Abstract :
[en] This dissertation explores the mechanisms behind reliable neuromodulation in neurons exhibiting significant variability in ion channel properties. Neuromodulation, driven by agents such as dopamine, serotonin, and histamine, dynamically influences neuronal activity and network behavior by targeting ion channels via metabotropic receptor pathways. These complex signaling cascades must overcome intrinsic neuronal heterogeneity, posing challenges to understanding their consistent effects. This work combines computational neuroscience, dynamical systems theory, and control engineering to uncover how neuromodulation achieves reliability in such variable systems. The research is divided into three major contributions:
- Understanding Neuronal Degeneracy Mechanisms: Using dimensionality reduction techniques on conductance-based models, two primary mechanisms of neuronal degeneracy are identified. The first, homogeneous scaling, involves uniform proportional adjustments in ion channel conductances, while the second, variability in conductance ratios, reflects cryptic variability in dynamic properties that manifest under perturbations. These mechanisms often compete or align depending on the neuromodulatory state, affecting conductance correlations. This analysis highlights how neuromodulation follows indirect but neuron-type-specific trajectories in conductance space, ensuring robust effects despite variability.

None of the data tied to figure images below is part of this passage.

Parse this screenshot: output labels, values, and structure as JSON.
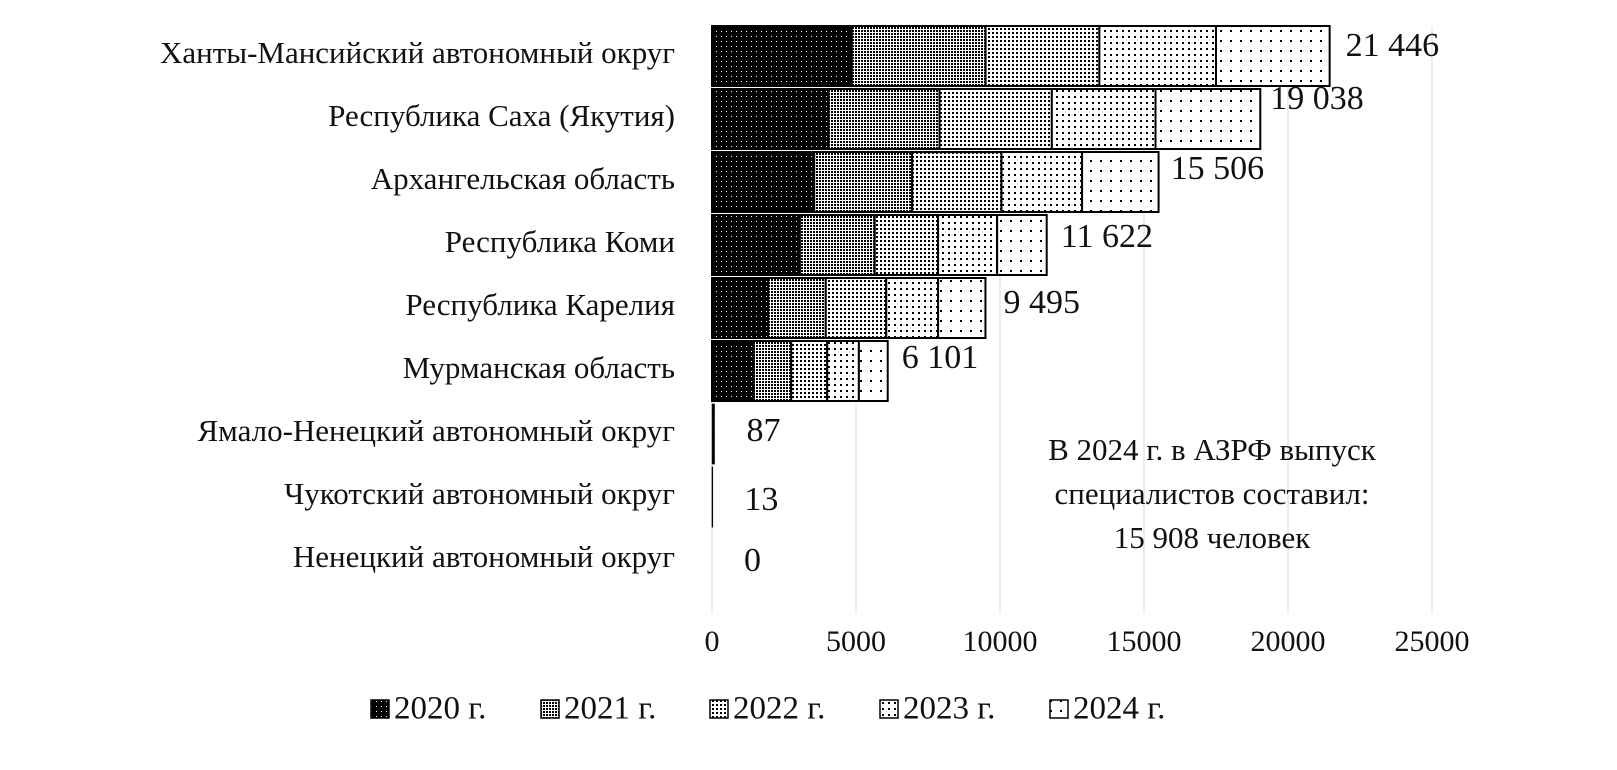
{
  "chart_data": {
    "type": "bar",
    "orientation": "horizontal",
    "stacked": true,
    "categories": [
      "Ханты-Мансийский автономный округ",
      "Республика Саха (Якутия)",
      "Архангельская область",
      "Республика Коми",
      "Республика Карелия",
      "Мурманская область",
      "Ямало-Ненецкий автономный округ",
      "Чукотский автономный округ",
      "Ненецкий автономный округ"
    ],
    "series": [
      {
        "name": "2020 г.",
        "values": [
          4850,
          4050,
          3550,
          3050,
          1950,
          1450,
          20,
          4,
          0
        ]
      },
      {
        "name": "2021 г.",
        "values": [
          4650,
          3850,
          3400,
          2600,
          2000,
          1300,
          18,
          3,
          0
        ]
      },
      {
        "name": "2022 г.",
        "values": [
          3950,
          3900,
          3100,
          2200,
          2100,
          1250,
          17,
          2,
          0
        ]
      },
      {
        "name": "2023 г.",
        "values": [
          4050,
          3600,
          2800,
          2050,
          1800,
          1100,
          16,
          2,
          0
        ]
      },
      {
        "name": "2024 г.",
        "values": [
          3946,
          3638,
          2656,
          1722,
          1645,
          1001,
          16,
          2,
          0
        ]
      }
    ],
    "totals": [
      "21 446",
      "19 038",
      "15 506",
      "11 622",
      "9 495",
      "6 101",
      "87",
      "13",
      "0"
    ],
    "xlim": [
      0,
      25000
    ],
    "xticks": [
      "0",
      "5000",
      "10000",
      "15000",
      "20000",
      "25000"
    ],
    "grid": "vertical",
    "legend_position": "bottom",
    "annotation": [
      "В 2024 г. в АЗРФ выпуск",
      "специалистов составил:",
      "15 908 человек"
    ]
  }
}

- Development of a GPCR-Based Neuromodulation Controller: A novel control system inspired by G-protein coupled receptor signaling pathways is introduced. The controller translates neuromodulatory signals into real-time adjustments of ion channel densities using dynamic input conductances as control variables. This adaptive system models neuronal excitability as a feedback control loop, simplifying the complexity of neuromodulation. Simulations demonstrate its ability to maintain consistent neuronal activity patterns across a population of neurons with widely varying ion channel properties.
- Interaction Between Neuromodulation and Homeostasis: The synergy between neuromodulation and homeostatic regulation is explored. Neuromodulation selectively adjusts specific ion channel correlations, while homeostasis broadly scales all conductances to maintain intracellular calcium levels. Modeling their interaction reveals how these complementary mechanisms maintain robust neuronal activity. The combined approach mitigates potential failures that would arise from either mechanism in isolation.
Additionally, the principles of neuromodulation are extended to robotics, where a neuromodulatory network is used to dynamically reconfigure locomotion patterns in a quadruped robot. This system enables seamless transitions between rhythmic gaits, such as trotting and galloping, by modulating specific neuromodulatory neurons. The robustness and adaptability of this approach offer potential applications in neuromorphic engineering and neural network control. By integrating experimental and computational insights with control theory, this dissertation provides a comprehensive framework for understanding how neuromodulation achieves reliability in the face of neuronal variability. It advances the theoretical foundation for both neuroscience and bio-inspired engineering applications.